Method 1: Run the MaxCompute client, enter the project space, and set the job priority.
This method is often used to set the priority for temporary query jobs. Sample command:
```
SET odps.instance.priority=values;
-- The value of values ranges from 0 to 9.
```
Method 2: Run the MaxCompute client, enter the project space, and pass the SQL statement as a parameter to set the job priority.
This method is often used to set the priority for temporary query jobs. Sample command:
```
bin/odpscmd --config=xxx --project=xxx --instance-priority=x -e "<sql>"
```

Method 3: Set the job priority using the Java SDK.

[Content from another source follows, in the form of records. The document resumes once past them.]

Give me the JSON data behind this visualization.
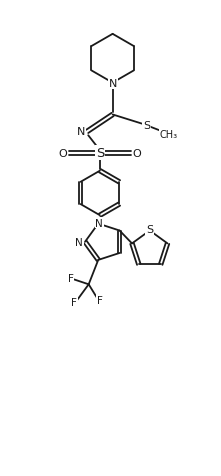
{
  "bg_color": "#ffffff",
  "line_color": "#1a1a1a",
  "line_width": 1.3,
  "font_size": 7.5,
  "figsize": [
    2.21,
    4.77
  ],
  "dpi": 100,
  "xlim": [
    0,
    10
  ],
  "ylim": [
    0,
    21.5
  ]
}
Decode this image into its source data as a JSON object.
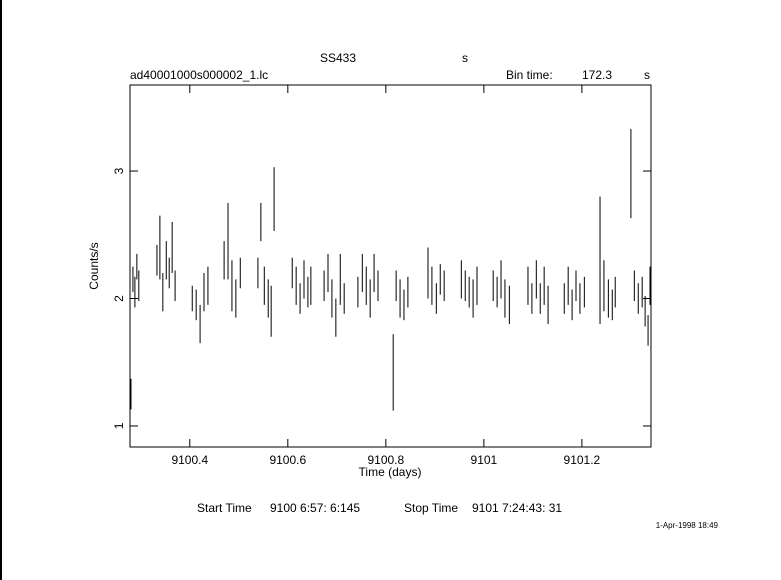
{
  "chart_data": {
    "type": "errorbar",
    "title": "SS433",
    "title_unit": "s",
    "file_name": "ad40001000s000002_1.lc",
    "bin_time_label": "Bin time:",
    "bin_time": "172.3",
    "bin_time_unit": "s",
    "xlabel": "Time (days)",
    "ylabel": "Counts/s",
    "start_label": "Start Time",
    "start_time": "9100  6:57: 6:145",
    "stop_label": "Stop Time",
    "stop_time": "9101  7:24:43: 31",
    "date_stamp": "1-Apr-1998 18:49",
    "xlim": [
      9100.278,
      9101.341
    ],
    "xticks": [
      9100.4,
      9100.6,
      9100.8,
      9101,
      9101.2
    ],
    "ylim": [
      0.835,
      3.675
    ],
    "yticks": [
      1,
      2,
      3
    ],
    "color": "#000000",
    "x": [
      9100.28,
      9100.284,
      9100.288,
      9100.292,
      9100.296,
      9100.333,
      9100.339,
      9100.345,
      9100.352,
      9100.358,
      9100.364,
      9100.37,
      9100.405,
      9100.413,
      9100.421,
      9100.429,
      9100.437,
      9100.47,
      9100.478,
      9100.486,
      9100.494,
      9100.503,
      9100.539,
      9100.545,
      9100.552,
      9100.56,
      9100.566,
      9100.572,
      9100.609,
      9100.617,
      9100.625,
      9100.633,
      9100.641,
      9100.647,
      9100.674,
      9100.682,
      9100.69,
      9100.698,
      9100.707,
      9100.715,
      9100.743,
      9100.752,
      9100.76,
      9100.768,
      9100.776,
      9100.784,
      9100.815,
      9100.821,
      9100.829,
      9100.837,
      9100.845,
      9100.886,
      9100.894,
      9100.903,
      9100.911,
      9100.919,
      9100.954,
      9100.962,
      9100.97,
      9100.978,
      9100.986,
      9101.019,
      9101.027,
      9101.035,
      9101.043,
      9101.052,
      9101.09,
      9101.098,
      9101.107,
      9101.115,
      9101.123,
      9101.131,
      9101.164,
      9101.172,
      9101.18,
      9101.188,
      9101.196,
      9101.205,
      9101.237,
      9101.245,
      9101.254,
      9101.262,
      9101.268,
      9101.3,
      9101.307,
      9101.315,
      9101.323,
      9101.329,
      9101.335,
      9101.339
    ],
    "values": [
      1.25,
      2.15,
      2.05,
      2.25,
      2.1,
      2.3,
      2.4,
      2.05,
      2.3,
      2.2,
      2.4,
      2.1,
      2.0,
      1.95,
      1.8,
      2.05,
      2.1,
      2.3,
      2.45,
      2.1,
      2.0,
      2.2,
      2.2,
      2.6,
      2.1,
      2.0,
      1.9,
      2.78,
      2.2,
      2.1,
      2.0,
      2.15,
      2.05,
      2.1,
      2.1,
      2.2,
      2.0,
      1.85,
      2.15,
      2.0,
      2.05,
      2.2,
      2.1,
      2.0,
      2.2,
      2.1,
      1.42,
      2.1,
      2.0,
      1.95,
      2.05,
      2.2,
      2.1,
      2.0,
      2.15,
      2.1,
      2.15,
      2.1,
      2.05,
      2.0,
      2.1,
      2.1,
      2.05,
      2.15,
      2.0,
      1.95,
      2.1,
      2.0,
      2.15,
      2.0,
      2.1,
      1.95,
      2.0,
      2.1,
      1.95,
      2.1,
      2.0,
      2.05,
      2.3,
      2.1,
      2.0,
      1.95,
      2.05,
      2.98,
      2.1,
      2.0,
      2.05,
      1.9,
      1.75,
      2.1
    ],
    "errors": [
      0.12,
      0.1,
      0.12,
      0.1,
      0.12,
      0.12,
      0.25,
      0.15,
      0.15,
      0.12,
      0.2,
      0.12,
      0.1,
      0.12,
      0.15,
      0.15,
      0.15,
      0.15,
      0.3,
      0.2,
      0.15,
      0.12,
      0.12,
      0.15,
      0.15,
      0.15,
      0.2,
      0.25,
      0.12,
      0.15,
      0.12,
      0.15,
      0.12,
      0.15,
      0.12,
      0.15,
      0.15,
      0.15,
      0.2,
      0.12,
      0.12,
      0.15,
      0.15,
      0.15,
      0.15,
      0.12,
      0.3,
      0.12,
      0.15,
      0.12,
      0.12,
      0.2,
      0.15,
      0.12,
      0.12,
      0.12,
      0.15,
      0.12,
      0.12,
      0.15,
      0.15,
      0.12,
      0.12,
      0.15,
      0.15,
      0.15,
      0.15,
      0.12,
      0.15,
      0.12,
      0.15,
      0.15,
      0.12,
      0.15,
      0.12,
      0.12,
      0.12,
      0.12,
      0.5,
      0.2,
      0.15,
      0.12,
      0.12,
      0.35,
      0.12,
      0.12,
      0.12,
      0.12,
      0.12,
      0.15
    ]
  }
}
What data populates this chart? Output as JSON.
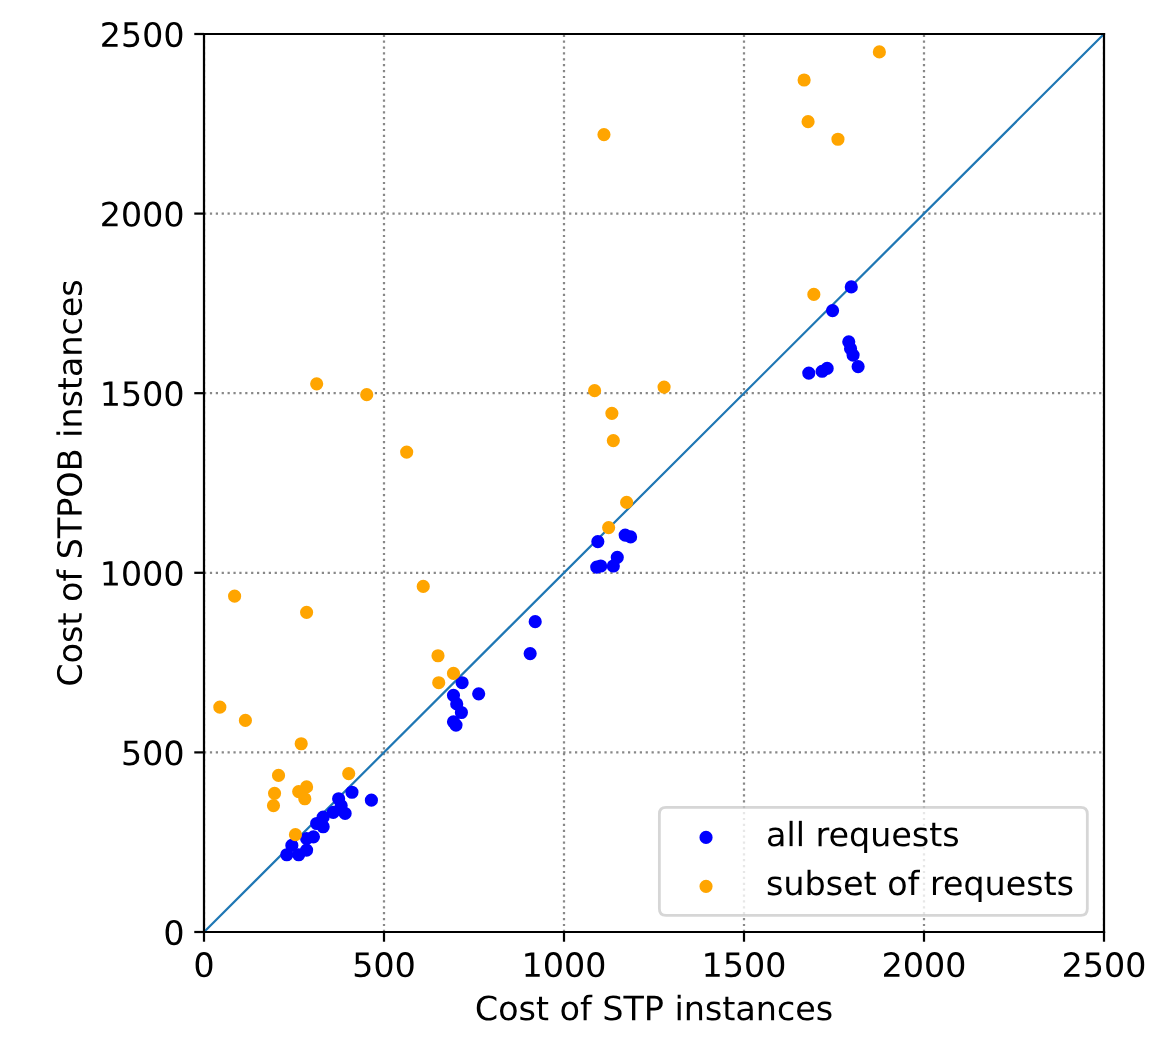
{
  "chart_data": {
    "type": "scatter",
    "xlabel": "Cost of STP instances",
    "ylabel": "Cost of STPOB instances",
    "xlim": [
      0,
      2500
    ],
    "ylim": [
      0,
      2500
    ],
    "xticks": [
      0,
      500,
      1000,
      1500,
      2000,
      2500
    ],
    "yticks": [
      0,
      500,
      1000,
      1500,
      2000,
      2500
    ],
    "grid": true,
    "legend": "bottom right",
    "marker": "circle",
    "series": [
      {
        "name": "all requests",
        "color": "#0000ff",
        "x": [
          230,
          244,
          263,
          285,
          285,
          304,
          313,
          331,
          331,
          359,
          374,
          381,
          392,
          411,
          465,
          717,
          693,
          702,
          715,
          693,
          700,
          763,
          1094,
          1091,
          920,
          906,
          1170,
          1185,
          1148,
          1137,
          1102,
          1798,
          1746,
          1791,
          1796,
          1803,
          1817,
          1680,
          1717,
          1731
        ],
        "values": [
          215,
          241,
          215,
          228,
          260,
          265,
          302,
          320,
          293,
          333,
          371,
          352,
          330,
          389,
          367,
          694,
          659,
          635,
          611,
          585,
          576,
          663,
          1087,
          1016,
          864,
          775,
          1105,
          1100,
          1043,
          1019,
          1019,
          1796,
          1730,
          1643,
          1624,
          1606,
          1574,
          1556,
          1561,
          1569
        ]
      },
      {
        "name": "subset of requests",
        "color": "#ffa500",
        "x": [
          44,
          115,
          270,
          402,
          207,
          196,
          193,
          263,
          285,
          280,
          254,
          652,
          693,
          650,
          313,
          452,
          563,
          85,
          285,
          609,
          1085,
          1137,
          1174,
          1124,
          1133,
          1111,
          1278,
          1876,
          1667,
          1678,
          1761,
          1694
        ],
        "values": [
          626,
          589,
          524,
          441,
          436,
          386,
          352,
          391,
          404,
          371,
          271,
          694,
          720,
          769,
          1526,
          1496,
          1336,
          935,
          890,
          962,
          1507,
          1368,
          1196,
          1126,
          1444,
          2220,
          1517,
          2450,
          2372,
          2256,
          2207,
          1775
        ]
      },
      {
        "type": "line",
        "color": "#1f77b4",
        "marker": "none",
        "x": [
          0,
          2500
        ],
        "values": [
          0,
          2500
        ]
      }
    ]
  }
}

You can use this method to implement custom priority settings. For more information, see Java SDK overview. Sample command:

import com.aliyun.odps.Instance;
import com.aliyun.odps.LogView;
import com.aliyun.odps.Odps;
import com.aliyun.odps.OdpsException;
import com.aliyun.odps.account.Account;
import com.aliyun.odps.account.AliyunAccount;
import com.aliyun.odps.task.SQLTask;
public class OdpsPriorityDemo {
    public static void main(String args[]) throws OdpsException {
     	  // An Alibaba Cloud account AccessKey has permissions to access all APIs, which poses a high security risk. 
        // Create and use a RAM user for API calls or routine O&M. Log on to the RAM console to create a RAM user.
		// This example shows how to store the AccessKey ID and AccessKey secret in environment variables. You can also store them in a configuration file as needed.
		// Do not hard-code the AccessKey ID and AccessKey secret in your code. This can lead to security risks.
        Account account = new AliyunAccount(System.getenv("ALIBABA_CLOUD_ACCESS_KEY_ID"),System.getenv("ALIBABA_CLOUD_ACCESS_KEY_SECRET"));
        Odps odps = new Odps(account);
        // The public cloud URL.
        String odpsUrl = "http://service.odps.aliyun.com/api"; 
        odps.setEndpoint(odpsUrl);
        odps.setDefaultProject("xxxxxxxxxx");
        SQLTask task = new SQLTask();
        task.setName("adhoc_sql_task_1");
        task.setQuery("select count(*) from aa;");
     		// 5 is the job priority.
        Instance instance = odps.instances().create(task, 5); 
        LogView logView = new LogView(odps);
        // Print the Logview to check the instance execution status. This step is optional.
        System.out.println(logView.generateLogView(instance, 24)); 
        // Wait for the instance to complete. This step is optional.
        instance.waitForSuccess(); 
    }
}

Method 4: Set the job priority using the baseline management feature of DataWorks.
This method is often used to ensure that a periodic job and its upstream jobs are prioritized when they generate data. You can use the baseline management feature to centrally set the priorities for all jobs in a data link, without having to handle each job individually. For more information about the baseline management feature of DataWorks, see Baseline management.
The baseline priorities in DataWorks can be 1, 3, 5, 7, or 8. A larger value indicates a higher priority. When you use the baseline management feature of DataWorks to set a MaxCompute job priority, the MaxCompute job priority is calculated as: 9 - DataWorks baseline priority.
Note
For temporary queries in DataWorks, no baseline is set by default. The MaxCompute jobs that are initiated have the lowest priority, which is 9.
For DataWorks workflows, the default baseline priority is 1. The MaxCompute jobs that are initiated have a priority of 8.
Method 5: Set the job priority directly on a DataWorks node.
This method is often used to set the priority for temporary query jobs. Sample command:
```
set odps.instance.priority=x;
-- x is the priority value.
```

View priorities

On the Logview 2.0 page, click the Json Summary tab. You can view the job priority in the odps.instance.priority parameter. For more information about Logview 2.0 operations, see Use Logview 2.0 to view job running information.

Note

The priority displayed in XML format on the Logview page is not accurate. For projects that use the pay-as-you-go billing method, the system changes the job priority to 9. The same change applies to projects that use subscription compute resources but do not have the priority feature enabled. This occurs even if the priority value set in the XML is not 9. This change prevents unfair queuing.